The Morning Dispatch: Russia Steps Up its Energy War with Europe

Happy Wednesday*! If you have an extra $1,000 just lying around, Apple’s unveiling its brand new iPhone today. We hear it has a slightly better camera!

Quick Hits: Today’s Top Stories

  • Chileans voted 62 percent to 38 percent in a referendum on Sunday to reject an updated constitution championed by the country’s new, far-left President Gabriel Boric. The document would have replaced the constitution written and adopted under Gen. Augusto Pinochet in the early 1980s with a more progressive vision for the country, dramatically expanding the role of government to allow for stepped up environmental regulation, more generous social welfare programs, a nationalized health care system, and more. Chilean voters had overwhelmingly indicated in a 2020 referendum they supported revising their constitution in some manner, so Boric pledged Sunday reformers would redouble their efforts to reach an agreement that “unites us as a country.”

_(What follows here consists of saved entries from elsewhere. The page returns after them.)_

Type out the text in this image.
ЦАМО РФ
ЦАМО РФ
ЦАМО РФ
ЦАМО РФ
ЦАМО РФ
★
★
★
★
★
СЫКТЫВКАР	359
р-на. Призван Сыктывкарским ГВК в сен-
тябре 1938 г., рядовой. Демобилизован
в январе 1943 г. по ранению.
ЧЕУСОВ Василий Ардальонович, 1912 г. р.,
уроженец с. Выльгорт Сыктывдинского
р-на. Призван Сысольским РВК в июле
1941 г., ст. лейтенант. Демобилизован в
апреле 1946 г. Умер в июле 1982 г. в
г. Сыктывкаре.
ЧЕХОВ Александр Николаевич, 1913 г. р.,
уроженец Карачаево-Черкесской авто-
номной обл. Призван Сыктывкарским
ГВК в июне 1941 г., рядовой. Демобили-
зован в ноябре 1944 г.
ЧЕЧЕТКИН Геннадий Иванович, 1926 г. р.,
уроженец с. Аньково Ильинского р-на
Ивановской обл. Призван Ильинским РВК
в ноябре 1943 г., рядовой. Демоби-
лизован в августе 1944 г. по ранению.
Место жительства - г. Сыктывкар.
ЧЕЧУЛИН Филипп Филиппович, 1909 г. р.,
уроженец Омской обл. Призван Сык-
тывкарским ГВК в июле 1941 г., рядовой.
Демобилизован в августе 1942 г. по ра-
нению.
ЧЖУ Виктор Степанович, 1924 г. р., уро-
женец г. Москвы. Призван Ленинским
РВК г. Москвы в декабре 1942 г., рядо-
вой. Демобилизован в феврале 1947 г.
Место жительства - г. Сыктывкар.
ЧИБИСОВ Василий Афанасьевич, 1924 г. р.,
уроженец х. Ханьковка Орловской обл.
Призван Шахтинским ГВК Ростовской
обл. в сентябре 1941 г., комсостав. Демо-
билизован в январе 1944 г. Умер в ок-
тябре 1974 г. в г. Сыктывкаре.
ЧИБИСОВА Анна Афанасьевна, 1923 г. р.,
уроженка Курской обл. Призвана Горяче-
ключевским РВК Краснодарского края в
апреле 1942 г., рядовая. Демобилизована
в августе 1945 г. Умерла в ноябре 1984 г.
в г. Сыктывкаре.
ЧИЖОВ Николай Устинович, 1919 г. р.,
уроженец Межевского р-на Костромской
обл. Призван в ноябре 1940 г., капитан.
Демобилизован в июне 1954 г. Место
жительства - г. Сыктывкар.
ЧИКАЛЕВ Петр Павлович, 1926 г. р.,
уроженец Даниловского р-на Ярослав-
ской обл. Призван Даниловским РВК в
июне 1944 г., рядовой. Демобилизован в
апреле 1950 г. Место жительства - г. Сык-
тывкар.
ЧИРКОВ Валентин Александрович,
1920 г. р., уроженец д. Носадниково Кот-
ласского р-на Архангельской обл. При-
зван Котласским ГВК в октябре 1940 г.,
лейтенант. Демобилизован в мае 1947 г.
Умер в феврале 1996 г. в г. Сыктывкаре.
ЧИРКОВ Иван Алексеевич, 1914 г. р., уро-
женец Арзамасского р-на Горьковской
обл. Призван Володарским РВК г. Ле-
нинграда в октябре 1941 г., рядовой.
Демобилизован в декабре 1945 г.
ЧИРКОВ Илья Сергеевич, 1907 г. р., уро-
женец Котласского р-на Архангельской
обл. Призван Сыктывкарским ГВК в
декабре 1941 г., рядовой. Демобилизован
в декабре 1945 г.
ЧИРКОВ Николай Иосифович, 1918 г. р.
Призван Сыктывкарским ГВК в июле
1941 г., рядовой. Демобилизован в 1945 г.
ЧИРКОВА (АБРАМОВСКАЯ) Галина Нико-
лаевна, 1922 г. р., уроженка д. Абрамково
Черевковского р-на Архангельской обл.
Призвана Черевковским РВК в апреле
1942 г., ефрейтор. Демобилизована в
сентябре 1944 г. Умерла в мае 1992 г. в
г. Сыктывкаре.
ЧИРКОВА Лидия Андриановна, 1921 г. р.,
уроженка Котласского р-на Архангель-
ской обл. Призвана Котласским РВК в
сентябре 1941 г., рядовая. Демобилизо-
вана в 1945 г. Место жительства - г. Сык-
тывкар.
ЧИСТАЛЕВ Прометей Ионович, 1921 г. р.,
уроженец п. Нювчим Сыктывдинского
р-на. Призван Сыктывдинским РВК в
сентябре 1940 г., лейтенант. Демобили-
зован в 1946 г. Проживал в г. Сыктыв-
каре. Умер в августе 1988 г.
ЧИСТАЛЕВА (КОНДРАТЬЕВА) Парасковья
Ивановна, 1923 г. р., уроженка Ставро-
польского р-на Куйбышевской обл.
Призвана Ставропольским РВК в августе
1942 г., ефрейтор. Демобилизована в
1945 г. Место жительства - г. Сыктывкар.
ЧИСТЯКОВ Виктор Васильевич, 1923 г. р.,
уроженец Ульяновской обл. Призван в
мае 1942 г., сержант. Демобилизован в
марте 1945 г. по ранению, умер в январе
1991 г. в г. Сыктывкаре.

  • Kenya’s Supreme Court on Monday upheld William Ruto’s presidential election victory, unanimously rejecting challenges to the results from Raila Odinga, Ruto’s opponent and Kenya’s longtime opposition leader. The country’s electoral commission had declared Ruto—Kenya’s deputy president since 2013—the winner of the contest in mid-August, but four of the electoral commission’s seven members disowned the results due to “the opaque nature” of the general election’s final days. Odinga issued a statement this week expressing “vehement” disagreement with the court’s ruling but promised to respect the body’s decision as he has “always stood for the rule of law and the constitution.”

  • After a two-year investigation, Ireland’s Data Protection Commission has fined Instagram 405 million euros—the second-largest privacy-related fine in European history—for allegedly mishandling teenagers’ data by allowing users under age 18 to open “business accounts” on the social media platform that many didn’t realize exposed their contact information to the world. A spokesperson for Meta, Instagram’s parent company, claimed executives “engaged fully” with the investigation but were disappointed by the size of the fine. “This inquiry focused on old settings that we updated over a year ago,” the spokesperson said. “We’ve since released many new features to help keep teens safe and their information private.”